Wikipedia has a good article on taste. It name the five basic tastes:  sweetness, sourness, saltiness, bitterness, and umami. Then adds a bit on other qualities that can be perceived:
The basic tastes contribute only partially to the sensation and flavor of food in the mouth—other factors include smell, detected by the olfactory epithelium of the nose; texture, detected through a variety of mechanoreceptors, muscle nerves, etc.; temperature, detected by thermoreceptors; and "coolness" (such as of menthol) and "hotness" (pungency), through chemesthesis.

But why calcium? It seems that in 2008 a sixth 'taste' was discovered: calcium. The research was conducted by Michael Tordoff, a behavioral geneticist at the Monell Chemical Senses Center in Philadelphia. He says about the taste of calcium:
"Calcium tastes calcium-y," Tordoff said. "There isn't a better word for it. It is bitter, perhaps even a little sour. But it's much more because there are actual receptors for calcium, not just bitter or sour compounds."

Apparently a taste receptor for calcium
... makes sense for our survival, since the mineral is key to cell biology and good bones. Low calcium intakes have been implicated in several chronic diseases in people, including osteoporosis, obesity and hypertension.
"Many animals have a specific calcium appetite, which implies they can detect the mineral and consume sufficient quantities of it to meet their needs," Tordoff said.

ScienceDaily also reported on this topic in That Tastes ... Sweet? Sour? No, It's Definitely Calcium!
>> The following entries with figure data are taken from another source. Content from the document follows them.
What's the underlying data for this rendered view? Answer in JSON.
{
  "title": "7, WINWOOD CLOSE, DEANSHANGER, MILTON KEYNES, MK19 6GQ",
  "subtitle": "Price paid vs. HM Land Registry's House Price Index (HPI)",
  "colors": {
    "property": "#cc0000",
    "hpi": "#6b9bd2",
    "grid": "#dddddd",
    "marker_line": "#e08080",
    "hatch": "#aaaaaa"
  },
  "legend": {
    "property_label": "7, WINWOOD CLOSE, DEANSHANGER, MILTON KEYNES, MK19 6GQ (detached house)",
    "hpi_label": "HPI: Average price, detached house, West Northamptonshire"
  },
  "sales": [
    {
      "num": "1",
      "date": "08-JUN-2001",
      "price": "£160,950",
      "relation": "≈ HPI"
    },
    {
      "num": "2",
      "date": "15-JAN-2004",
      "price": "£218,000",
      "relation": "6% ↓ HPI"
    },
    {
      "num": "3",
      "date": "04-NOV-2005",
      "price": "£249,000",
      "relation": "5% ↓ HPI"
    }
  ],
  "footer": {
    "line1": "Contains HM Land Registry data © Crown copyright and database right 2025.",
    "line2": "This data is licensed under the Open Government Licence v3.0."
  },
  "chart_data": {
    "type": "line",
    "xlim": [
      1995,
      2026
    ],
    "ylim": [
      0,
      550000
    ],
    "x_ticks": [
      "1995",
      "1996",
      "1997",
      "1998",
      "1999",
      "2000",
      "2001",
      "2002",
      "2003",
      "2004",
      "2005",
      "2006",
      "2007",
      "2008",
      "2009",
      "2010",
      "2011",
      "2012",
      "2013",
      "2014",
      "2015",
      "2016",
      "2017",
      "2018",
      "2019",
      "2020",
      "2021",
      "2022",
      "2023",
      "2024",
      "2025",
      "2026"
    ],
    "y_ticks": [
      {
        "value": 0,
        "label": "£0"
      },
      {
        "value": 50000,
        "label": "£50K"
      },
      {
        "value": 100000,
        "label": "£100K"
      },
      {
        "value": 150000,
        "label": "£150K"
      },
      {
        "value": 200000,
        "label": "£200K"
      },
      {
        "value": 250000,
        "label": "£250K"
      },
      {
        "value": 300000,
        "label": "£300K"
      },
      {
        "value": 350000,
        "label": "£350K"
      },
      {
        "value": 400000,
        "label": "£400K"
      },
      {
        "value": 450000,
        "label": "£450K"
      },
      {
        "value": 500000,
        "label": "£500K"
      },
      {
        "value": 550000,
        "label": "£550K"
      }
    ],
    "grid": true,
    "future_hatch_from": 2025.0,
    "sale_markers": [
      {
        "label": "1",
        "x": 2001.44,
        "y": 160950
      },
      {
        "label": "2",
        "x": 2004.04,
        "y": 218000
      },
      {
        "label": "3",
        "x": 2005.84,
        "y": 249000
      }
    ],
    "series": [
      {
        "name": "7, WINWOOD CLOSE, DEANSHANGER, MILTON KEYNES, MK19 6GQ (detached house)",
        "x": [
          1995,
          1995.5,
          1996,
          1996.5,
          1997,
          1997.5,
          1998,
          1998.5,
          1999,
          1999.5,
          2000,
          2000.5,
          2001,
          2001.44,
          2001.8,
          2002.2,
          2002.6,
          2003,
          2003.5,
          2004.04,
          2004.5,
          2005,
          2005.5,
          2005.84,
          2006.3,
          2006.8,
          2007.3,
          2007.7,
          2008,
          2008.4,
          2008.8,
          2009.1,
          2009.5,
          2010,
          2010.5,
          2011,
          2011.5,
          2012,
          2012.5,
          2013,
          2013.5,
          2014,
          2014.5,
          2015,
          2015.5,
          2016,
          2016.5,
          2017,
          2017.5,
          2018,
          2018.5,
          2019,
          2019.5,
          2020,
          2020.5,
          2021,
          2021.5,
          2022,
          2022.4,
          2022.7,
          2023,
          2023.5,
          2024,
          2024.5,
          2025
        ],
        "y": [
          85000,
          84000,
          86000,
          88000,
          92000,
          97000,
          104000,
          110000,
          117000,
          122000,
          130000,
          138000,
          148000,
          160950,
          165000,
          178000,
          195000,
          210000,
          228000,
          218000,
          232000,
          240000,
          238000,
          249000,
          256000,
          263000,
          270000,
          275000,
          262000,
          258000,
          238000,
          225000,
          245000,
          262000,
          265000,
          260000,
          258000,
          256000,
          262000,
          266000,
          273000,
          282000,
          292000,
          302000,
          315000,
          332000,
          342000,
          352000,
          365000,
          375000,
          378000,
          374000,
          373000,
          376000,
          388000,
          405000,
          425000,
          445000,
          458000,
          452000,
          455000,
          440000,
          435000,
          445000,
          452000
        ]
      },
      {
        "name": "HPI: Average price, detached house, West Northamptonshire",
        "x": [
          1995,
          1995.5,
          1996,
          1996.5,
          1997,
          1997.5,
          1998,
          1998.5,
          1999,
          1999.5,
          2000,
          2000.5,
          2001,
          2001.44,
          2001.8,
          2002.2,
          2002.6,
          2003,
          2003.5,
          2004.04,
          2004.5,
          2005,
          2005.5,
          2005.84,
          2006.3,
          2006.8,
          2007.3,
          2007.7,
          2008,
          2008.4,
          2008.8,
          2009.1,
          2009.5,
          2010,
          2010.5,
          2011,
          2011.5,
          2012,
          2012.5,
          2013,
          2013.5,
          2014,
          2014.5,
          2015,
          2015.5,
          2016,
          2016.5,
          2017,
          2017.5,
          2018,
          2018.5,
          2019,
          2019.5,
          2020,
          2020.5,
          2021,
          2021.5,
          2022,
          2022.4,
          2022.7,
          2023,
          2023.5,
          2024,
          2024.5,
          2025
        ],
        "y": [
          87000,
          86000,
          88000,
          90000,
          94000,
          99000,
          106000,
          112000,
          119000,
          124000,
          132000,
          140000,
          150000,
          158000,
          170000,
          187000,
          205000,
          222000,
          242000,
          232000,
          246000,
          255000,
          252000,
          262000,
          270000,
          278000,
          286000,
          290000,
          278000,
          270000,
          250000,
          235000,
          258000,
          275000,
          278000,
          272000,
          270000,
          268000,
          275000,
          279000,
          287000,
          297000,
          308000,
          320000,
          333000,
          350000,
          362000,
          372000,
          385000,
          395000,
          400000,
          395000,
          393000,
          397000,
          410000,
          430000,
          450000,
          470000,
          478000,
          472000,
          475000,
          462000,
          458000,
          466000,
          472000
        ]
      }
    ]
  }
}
In 2012 Nature published a scholarly article that essentially followed-up on the discovery. It is titled "T1R3: A human calcium taste receptor." While the article is fairly technical, it make a thought-provoding statement in the discussion:
We are often asked whether calcium is a basic taste, akin to sweet, sour, salty, bitter and umami. Our demonstration of a receptor in the oral cavity fulfills a universally accepted criterion for a basic taste but there is little consensus about what other criteria must be met. For example, is a specific taste quality or a central representation required? The “basic taste” concept is under fire. It cannot deal well with observations that the tastes of complex carbohydrates are bland to humans but avidly preferred by many other species, that dozens of receptors all produce a unitary sensation of bitterness, or that there is apparently no region encoding sour taste in primary taste cortex. Without a better definition we cannot determine whether calcium is a basic taste. Nevertheless, our results showing that calcium and lactisole interact with T1R3 establish T1R3 as a calcium taste receptor, and consequently provide the first evidence for calcium taste transduction in the human oral cavity.